Melissa Gould, author of “Widowish,” agreed, noting that grieving people can greatly benefit from love, support and being around others during the holidays.
“Offer invitations, even if it’s for a widow and it’s ‘couples only,’” she explained. “Don’t fear the widow or widower! We all want to be included, even if our person is no longer with us.”
But don’t force them into doing anything, either.
Yes, those who are grieving do want to be invited to things ― but that doesn’t mean that they will want to say yes to everything invitation that comes their way. Respect their decisions if they pass up a certain dinner or festive outing.
“Some people may not feel like doing anything because it is a difficult time for them and that is OK,” said Montrella Cowan, a licensed therapist in Washington, D.C. “They shouldn’t be forced into going anywhere or having anyone over if they don’t feel up to it.”
When inviting people, Umbrell said to let them choose if and how much they will be involved, as well as give the opportunity to change their plans at the last minute. Be flexible and tell them you understand.
“This helps to reduce pressure and stressors that are already a part of holiday experiences,” she explained.
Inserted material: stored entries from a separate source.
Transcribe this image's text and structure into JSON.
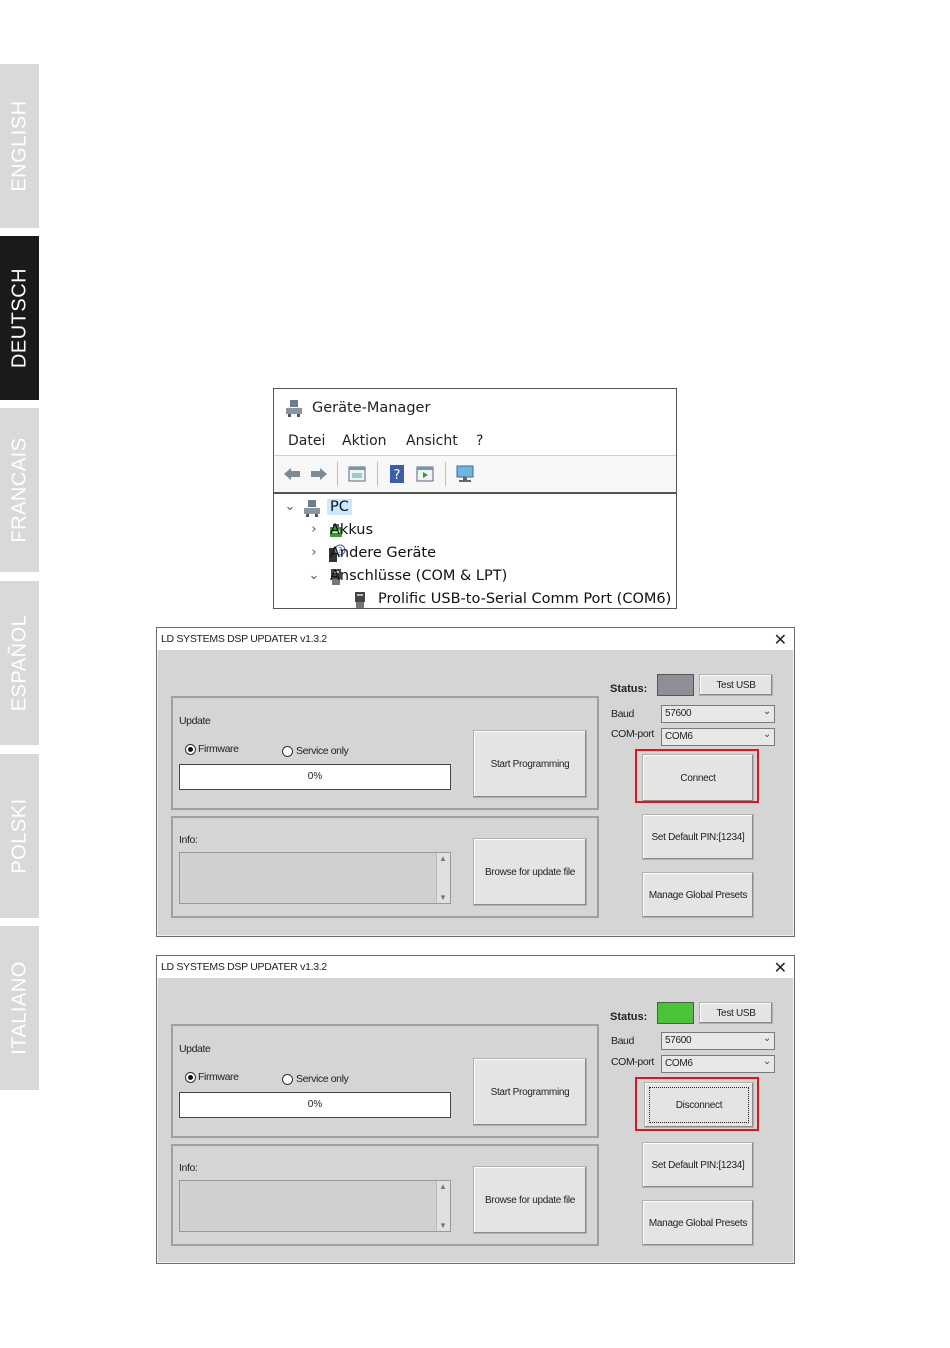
{
  "language_tabs": [
    {
      "label": "ENGLISH",
      "active": false
    },
    {
      "label": "DEUTSCH",
      "active": true
    },
    {
      "label": "FRANCAIS",
      "active": false
    },
    {
      "label": "ESPAÑOL",
      "active": false
    },
    {
      "label": "POLSKI",
      "active": false
    },
    {
      "label": "ITALIANO",
      "active": false
    }
  ],
  "device_manager": {
    "title": "Geräte-Manager",
    "menu": [
      "Datei",
      "Aktion",
      "Ansicht",
      "?"
    ],
    "tree": [
      {
        "label": "PC",
        "icon": "computer-icon",
        "expanded": true
      },
      {
        "label": "Akkus",
        "icon": "battery-icon",
        "expanded": false
      },
      {
        "label": "Andere Geräte",
        "icon": "unknown-device-icon",
        "expanded": false
      },
      {
        "label": "Anschlüsse (COM & LPT)",
        "icon": "port-icon",
        "expanded": true
      },
      {
        "label": "Prolific USB-to-Serial Comm Port (COM6)",
        "icon": "port-icon"
      }
    ]
  },
  "updater_windows": [
    {
      "title": "LD SYSTEMS DSP UPDATER v1.3.2",
      "close": "✕",
      "status_label": "Status:",
      "status_color": "#8e8e96",
      "test_usb": "Test USB",
      "baud_label": "Baud",
      "baud_value": "57600",
      "com_label": "COM-port",
      "com_value": "COM6",
      "connect_button": "Connect",
      "update_label": "Update",
      "firmware_label": "Firmware",
      "service_label": "Service only",
      "progress_text": "0%",
      "start_button": "Start Programming",
      "info_label": "Info:",
      "browse_button": "Browse for update file",
      "pin_button": "Set Default PIN:[1234]",
      "presets_button": "Manage Global Presets",
      "highlight_color": "#e0141e"
    },
    {
      "title": "LD SYSTEMS DSP UPDATER v1.3.2",
      "close": "✕",
      "status_label": "Status:",
      "status_color": "#4cc23a",
      "test_usb": "Test USB",
      "baud_label": "Baud",
      "baud_value": "57600",
      "com_label": "COM-port",
      "com_value": "COM6",
      "connect_button": "Disconnect",
      "update_label": "Update",
      "firmware_label": "Firmware",
      "service_label": "Service only",
      "progress_text": "0%",
      "start_button": "Start Programming",
      "info_label": "Info:",
      "browse_button": "Browse for update file",
      "pin_button": "Set Default PIN:[1234]",
      "presets_button": "Manage Global Presets",
      "highlight_color": "#e0141e"
    }
  ]
}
Find a way to celebrate their loved one’s memory.
“The first holiday after the death of a loved one be ensnared by takes courage to get through,” said Therese Marchitelli, a widow and a grief expert.
Helping someone grieving establish a ritual for the holiday can help to honor their loss and bring up warm memories of the person who died. A ritual can be something like lighting a candle for the deceased, serving their favorite meal or creating a memory ornament to be hung on a tree or placed on a table.
“As painful and heartbreaking as this can seem, it actually helps create a new neural pathway for celebrating holidays after the loss of a significant person,” Marchitelli said.